Tuesday, 19 August 2014

Historic Racism


A piece I'd written for It Never Was Worthwhile was challenged last week at a Renegade Writers meeting. There's nothing unusual about having your writing criticised by the Renegades - they're a pretty forthright bunch - but on this occasion the challenge was one of racism, which gave me pause.
Let me put it in context. The piece in question is written in the first person from the perspective of a deep south white boy. The year is 1918 and he and his buddies are posing for a photograph and 'we all grinned like a minstrel show.'
And there's the problem. That the minstrel shows were a dire manifestation of prejudice and racial stereotypes is undeniable. But when we're writing historical fiction, is our duty to be authentic or to be politically correct? A spirited discussion followed during which, as you'd expect, no conclusions or concord were reached. But all of us came away thinking.
I should declare my position before stating my argument: I abhor racism as one of humanity's vilest and most unjustifiable perversions. And I dislike political correctness almost as much, and for very similar reasons. I forget the correct numbers, but I read recently that black youths are something like 60% more likely to be stopped and searched by the police than white. Yet they're around 25% as likely to be carrying anything offensive or illicit. That's the racism that we have to deal with, not whether it's OK to say 'blackboard'.
But back to the case in point. The short story I'd just read out referred to Yanks and Limeys. This met with no objection, in fact it was suggested that I should change 'Germans' to 'Krauts'. What would the reaction have been had I stayed with my original version of the line: 'we all grinned like niggers'? I self-censored that line because I felt it was moving beyond simple decency, but in so doing I replaced a word that black people use in friendship with an overtly racist institution that was only finally removed from our televisions in the 1970s.
Political correctness is taking us towards racism here, not away from it. If pejorative terms for caucasian races are acceptable then why not for Afro-Americans? And if we rule that all races must be treated equally then where's the authenticity in my text? Writing about the Great War without mentioning 'Hun', 'Boche', 'Jerry' or 'Kraut' is going to be a difficult and ultimately unconvincing process.
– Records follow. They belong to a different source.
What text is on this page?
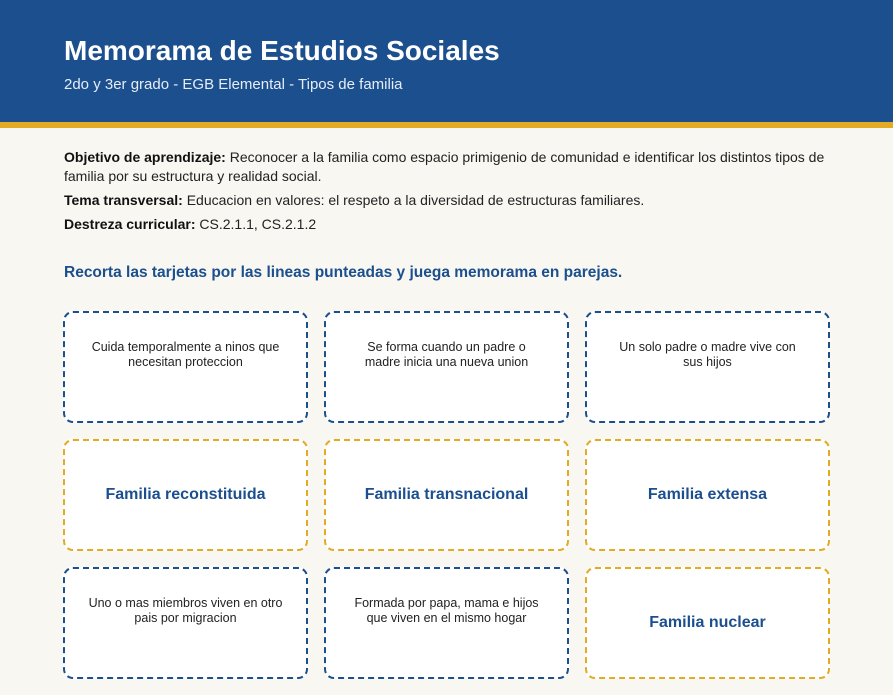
Memorama de Estudios Sociales
2do y 3er grado - EGB Elemental - Tipos de familia

Objetivo de aprendizaje: Reconocer a la familia como espacio primigenio de comunidad e identificar los distintos tipos de familia por su estructura y realidad social.

Tema transversal: Educacion en valores: el respeto a la diversidad de estructuras familiares.

Destreza curricular: CS.2.1.1, CS.2.1.2

Recorta las tarjetas por las lineas punteadas y juega memorama en parejas.
Cuida temporalmente a ninos que necesitan proteccion
Se forma cuando un padre o madre inicia una nueva union
Un solo padre o madre vive con sus hijos
Familia reconstituida	Familia transnacional	Familia extensa
Uno o mas miembros viven en otro pais por migracion
Formada por papa, mama e hijos que viven en el mismo hogar	Familia nuclear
Had I been writing in the third person in the present day then 'grinning like a minstrel show' would be unjustifiable. But when we write direct speech or narrate in the first person we must be true to the time, circumstances and background of the speaker.
Of course, I could be wrong, unthinkable though that may be. My principal challenger on Wednesday is as repulsed by racism as I am, so our difference is purely in the expression of our abhorence. What you have here is only my opinion - and I've never been accused of keeping my opinions to myself.

5 comments:

Kriss Harmsworth said...

If you writing historically correct you have to use the words as used then. At the time it was not racist. I loved the Black and White Minstrel Show and never at the time thought it to be racist I just thought they were entertainers like clowns. Are clowns racist for painting their faces white?

Kriss :)

Jem Shaw said...

Completely agree with you Kris, though I can see that a counter-argument exists. I understand that Peter Jackson's long awaited remake of The Dambusters has renamed Guy Gibson's dog. My own experience of this sort of nonsense is that the last people to be offended are the group being mentioned. I saw today a news item referring to Adolf Hitler's naming by Time Magazine as 1938's "Person of the Year". Bollocks! They named him "Man of the Year". When political correctness starts to change history we're getting uncomfortably Orwellian.

Pauline Woodhouse said...

Hi Jem, Some people get 'hung-up' on 'political correctness'and in my opinion ,this is when common sense goes out of the window and writers become restricted. To me, you were, as you say, telling the story in context to the time and place. It seems,certain people believe in waving the 'correctness' banner for their own self-esteem. I too am very opinionated!!! pauline

Jem Shaw said...

Again, I agree completely. However, in defence of the person who raised the issue on the night in question, I do need to say that I don't believe that is her motive. She has a sincere and deep belief in anti-racism. While I disagree with her on how we should express this, I don't for a moment question her sincerity.

Jaicen said...

From my own point of view, I don't know how a book can be accepted as an example of a time period, if everything is changed to suit the modern world. That it is written from a modern writer, will not change the fact that these words were used, and not always offensively. There is a series of books here, written during the depression about a half caste detective called Bony. The author, Arthur Upfield, was a stockman and bushman and incorporated his vocabulary and that of the people, both black and white, who influenced his characters into his excellent stories. During some reprints, the issue of racial overtones was brought up, but the publishers were loathe to change the words, as it would then mean the books were no longer authentic. They compromised in the end, by putting a disclaimer in the front, stating that descriptions and terminology may be considered by some readers to be offensive, but for the sake of authenticity the books have remained as they were written all those years ago. The same sort of disclaimer in a book written from a modern writer might defuse the situation and discourage readers who will be offended from reading them. But, we can't pretend it didn't happen, after all it did. And hiding the fact doesn't change it, it just keeps us ignorant. The majority of people, I am sure, can read such words and allow that, as much as they dislike them, they were in use during the period of the story.